Normoxic trimix carries at least 18 percent oxygen, which makes the cylinder breathable on the surface and at the working depth the mix is planned for. Hypoxic trimix carries less than that, often in the 10 to 14 percent range, and is intended only for depths where the partial pressure of oxygen is sufficient to support consciousness. A hypoxic mix on the surface will not support consciousness at 1 ATA, which is why hypoxic trimix profiles require travel mixes during the descent and a careful bailout strategy at shallower stops.
Why do CCR divers add helium to deep diluents?
Helium is added to the diluent for two reasons that compound at depth: it reduces the equivalent narcotic depth so the diver stays sharp, and it reduces the density of the loop so the work of breathing on the scrubber stays manageable. Either reason alone is sometimes enough to justify the switch, and both reasons together are why helium is a non-negotiable component of any diluent intended for serious depth. The cost is logistical, because helium is expensive and not always available at the fill station nearest the dive site, but the safety case for adding it is clear.
How much bailout gas do you need at 60 metres on trimix?
A common planning number for a 60-metre intermediate trimix profile is somewhere in the 80 to 110 cubic-foot range for the back-mount bailout cylinder, plus the deco gas cylinders sized to carry the diver from the first switch to the surface. The exact volume depends on the diver’s open-circuit consumption rate, the bottom time, the ascent profile, and the contingency margin the team builds in. The honest way to set the number is to do the calculation for the worst-case failure point and then add a real margin on top, rather than starting from a published rule of thumb and hoping the dive stays inside it.

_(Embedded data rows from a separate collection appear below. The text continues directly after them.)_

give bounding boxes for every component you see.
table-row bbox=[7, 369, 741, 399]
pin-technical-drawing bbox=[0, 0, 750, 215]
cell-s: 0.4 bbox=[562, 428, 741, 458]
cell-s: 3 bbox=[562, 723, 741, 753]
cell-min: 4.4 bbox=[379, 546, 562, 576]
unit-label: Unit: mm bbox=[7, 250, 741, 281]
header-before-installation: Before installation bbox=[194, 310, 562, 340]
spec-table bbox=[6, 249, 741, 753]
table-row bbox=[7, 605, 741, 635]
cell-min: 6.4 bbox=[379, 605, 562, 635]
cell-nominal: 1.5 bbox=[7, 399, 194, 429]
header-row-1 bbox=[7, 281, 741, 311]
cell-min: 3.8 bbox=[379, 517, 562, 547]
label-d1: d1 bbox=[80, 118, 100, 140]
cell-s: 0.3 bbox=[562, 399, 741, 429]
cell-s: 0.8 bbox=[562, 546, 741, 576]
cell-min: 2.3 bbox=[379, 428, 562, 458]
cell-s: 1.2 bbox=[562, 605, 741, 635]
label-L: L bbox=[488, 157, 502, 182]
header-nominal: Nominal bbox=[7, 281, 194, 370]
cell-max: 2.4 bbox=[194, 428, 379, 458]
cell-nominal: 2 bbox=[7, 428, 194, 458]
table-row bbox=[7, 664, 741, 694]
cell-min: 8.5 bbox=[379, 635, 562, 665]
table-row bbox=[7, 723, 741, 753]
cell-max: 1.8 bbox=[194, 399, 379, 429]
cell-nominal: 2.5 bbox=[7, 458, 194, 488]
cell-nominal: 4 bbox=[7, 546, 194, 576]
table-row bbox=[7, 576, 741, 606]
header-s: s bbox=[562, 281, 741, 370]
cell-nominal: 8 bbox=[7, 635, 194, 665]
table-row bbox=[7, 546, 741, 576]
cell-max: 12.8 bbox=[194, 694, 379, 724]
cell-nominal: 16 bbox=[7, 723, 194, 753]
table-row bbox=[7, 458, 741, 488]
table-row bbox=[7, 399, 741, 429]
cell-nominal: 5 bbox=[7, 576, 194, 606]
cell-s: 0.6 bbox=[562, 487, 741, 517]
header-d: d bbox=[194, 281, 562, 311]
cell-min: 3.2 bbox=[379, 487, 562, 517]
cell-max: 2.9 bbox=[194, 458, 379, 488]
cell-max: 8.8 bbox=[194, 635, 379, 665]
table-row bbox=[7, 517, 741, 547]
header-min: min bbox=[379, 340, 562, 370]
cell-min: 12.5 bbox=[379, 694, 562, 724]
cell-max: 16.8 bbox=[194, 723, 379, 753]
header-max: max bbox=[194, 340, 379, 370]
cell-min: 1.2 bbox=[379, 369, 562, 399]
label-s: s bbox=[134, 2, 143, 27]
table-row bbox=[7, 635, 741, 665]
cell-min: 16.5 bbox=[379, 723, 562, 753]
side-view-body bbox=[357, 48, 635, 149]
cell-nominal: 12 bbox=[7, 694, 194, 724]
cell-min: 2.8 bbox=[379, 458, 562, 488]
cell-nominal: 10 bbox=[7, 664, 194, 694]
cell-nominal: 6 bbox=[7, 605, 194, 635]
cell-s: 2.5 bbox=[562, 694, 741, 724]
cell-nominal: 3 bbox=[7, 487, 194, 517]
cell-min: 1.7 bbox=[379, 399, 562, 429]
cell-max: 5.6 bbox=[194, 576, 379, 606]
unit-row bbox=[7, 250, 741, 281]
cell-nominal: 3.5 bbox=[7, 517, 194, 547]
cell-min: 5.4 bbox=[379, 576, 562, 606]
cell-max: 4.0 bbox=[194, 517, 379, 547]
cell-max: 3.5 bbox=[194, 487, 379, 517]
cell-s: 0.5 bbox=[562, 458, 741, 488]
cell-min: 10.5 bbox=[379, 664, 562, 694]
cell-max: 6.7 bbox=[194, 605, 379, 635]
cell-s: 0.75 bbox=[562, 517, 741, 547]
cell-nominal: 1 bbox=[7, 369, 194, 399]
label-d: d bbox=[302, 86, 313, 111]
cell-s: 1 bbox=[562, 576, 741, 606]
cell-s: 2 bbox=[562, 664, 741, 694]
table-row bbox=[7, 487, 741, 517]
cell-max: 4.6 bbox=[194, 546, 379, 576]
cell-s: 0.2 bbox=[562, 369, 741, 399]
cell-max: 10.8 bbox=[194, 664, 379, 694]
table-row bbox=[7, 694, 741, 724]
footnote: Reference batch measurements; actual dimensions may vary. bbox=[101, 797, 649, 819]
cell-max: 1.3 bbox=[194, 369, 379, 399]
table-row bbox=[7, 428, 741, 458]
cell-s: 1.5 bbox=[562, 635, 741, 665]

Do you need a separate trimix certification to run trimix on a CCR?
Most major training agencies treat CCR trimix as a separate certification track on top of the base CCR rating, with depth tiers that mirror the open-circuit world. The first CCR trimix card usually opens the door to normoxic trimix profiles inside the 60-metre range, and the next tier extends to hypoxic mixes and deeper profiles. The certification path exists because the planning math, the bailout strategy, and the diluent management on trimix are genuinely different from air or nitrox diluent on the same unit, and the training reflects that reality.